The saddest part is that growth hacking was never meant to be about beating the system. It’s an approach that uses original, and sometimes unconventional, tactics to grow a business fast. But that doesn’t mean it is a shortcut. Far from it – it is a smart agile way of marketing to drive the best performance you can. And that performance is rooted in business value, not vanity measures.  

First off, you only hack once you have a goal or strategy in place. Without one you will jump from one cheap stunt to another. Then you ensure an operational process that starts with your audience and ends in a rhythm for quality, VALUABLE, content. 

A hack should really be a test and learn execution. A chance to hypothesise an idea or tactic and then experiment fast. For instance, deploying the same creative idea in different formats in a short window of time to evaluate which captures attention. Measure it, analyse the data and deploy the mechanic that works. 

Oh my! That sounds like multivariate testing. Erm, that is because it is. It is multiple tests running fast. It requires an agile team, a fast deployment and quick decision making on results, from those that understand both social media and marketing. 

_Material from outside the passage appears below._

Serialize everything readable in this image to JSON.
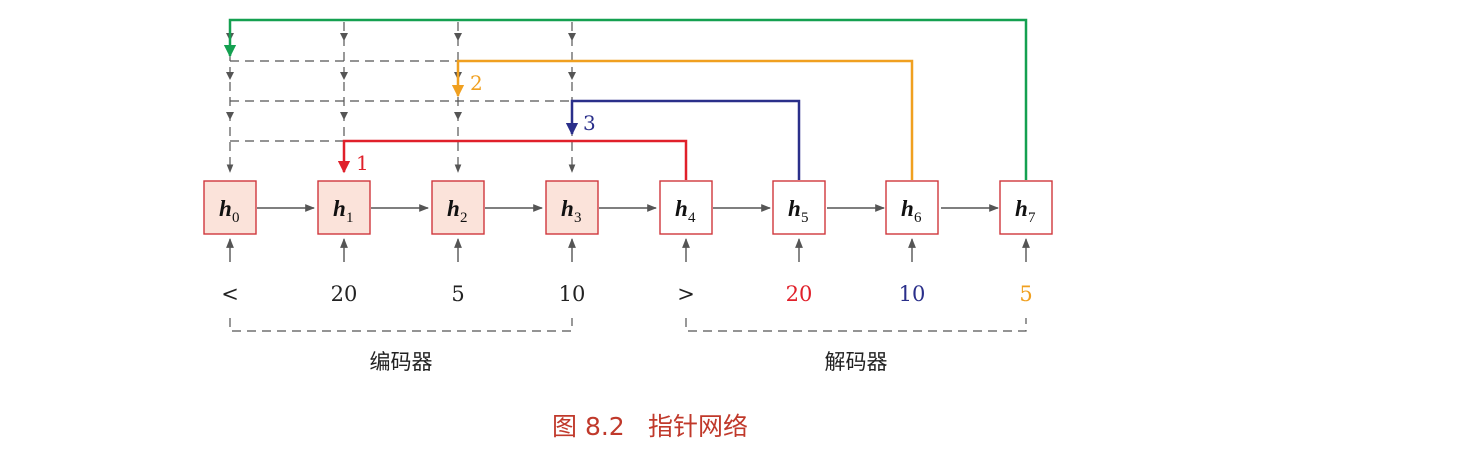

Social marketing is as much about this optimisation, as it is the ideas. It is small content, that needs tweaking and refining endlessly. For instance, you can see if Canva works better than a photoshop design, you can understand what buttons work for your audience in a Facebook shoppable ad, or you can trial copy length. All are test feasible, and all are essential. 

Why bother? Two reasons first the platform algorithms and functionality change a lot. Always without notice and mostly without explanation. You have to test the format updates and you need to keep an eye on results to spot the algo changes. Secondly, your audiences are fickle. This week they want a #SeaShanty and next week it’s #DogDJ. Beyond the flip-flopping from trend to trend, there are underlying behavioural changes. 

These days, consumers are less likely to click out of a social feed, they want deeper content (video or longer posts) in their feed. If they do click out, the content has to be really worth it. Or they will leave. 

I don’t know about you, but since lockdown I am hanging out on LinkedIn a lot more. I get the endless connection requests where it’s clear the intro is a template and that the only reason to connect is that we have a ‘network’ in common. As soon as you connect, they sell to you. 

And it’s creeping across Facebook and Insta. Customers are voting with a behavioural change. They are ignoring you.  

The other issue with a hack is that it skitters across the surface of marketing. It doesn’t try and understand the audience, it doesn’t even try to be relevant. It’s a mud and wall tactic, where those that use it, don’t even check if it is genuinely delivering results. Hence, they continue to send out templated connection requests. 

Constant testing, on the other hand, is the heart of social marketing. And that means constant measurement – with a focus on evaluation, decision making and action. This is where the value is and the high growth actually sits (as in business growth not social media followers’ growth).

So don’t buy into the hack. I think audiences have ignored the brands that have done it so far, but tolerance is low, and frustration abounds. It won’t be long before these sharp practices are called out and you’ll risk your reputation alongside poor performance.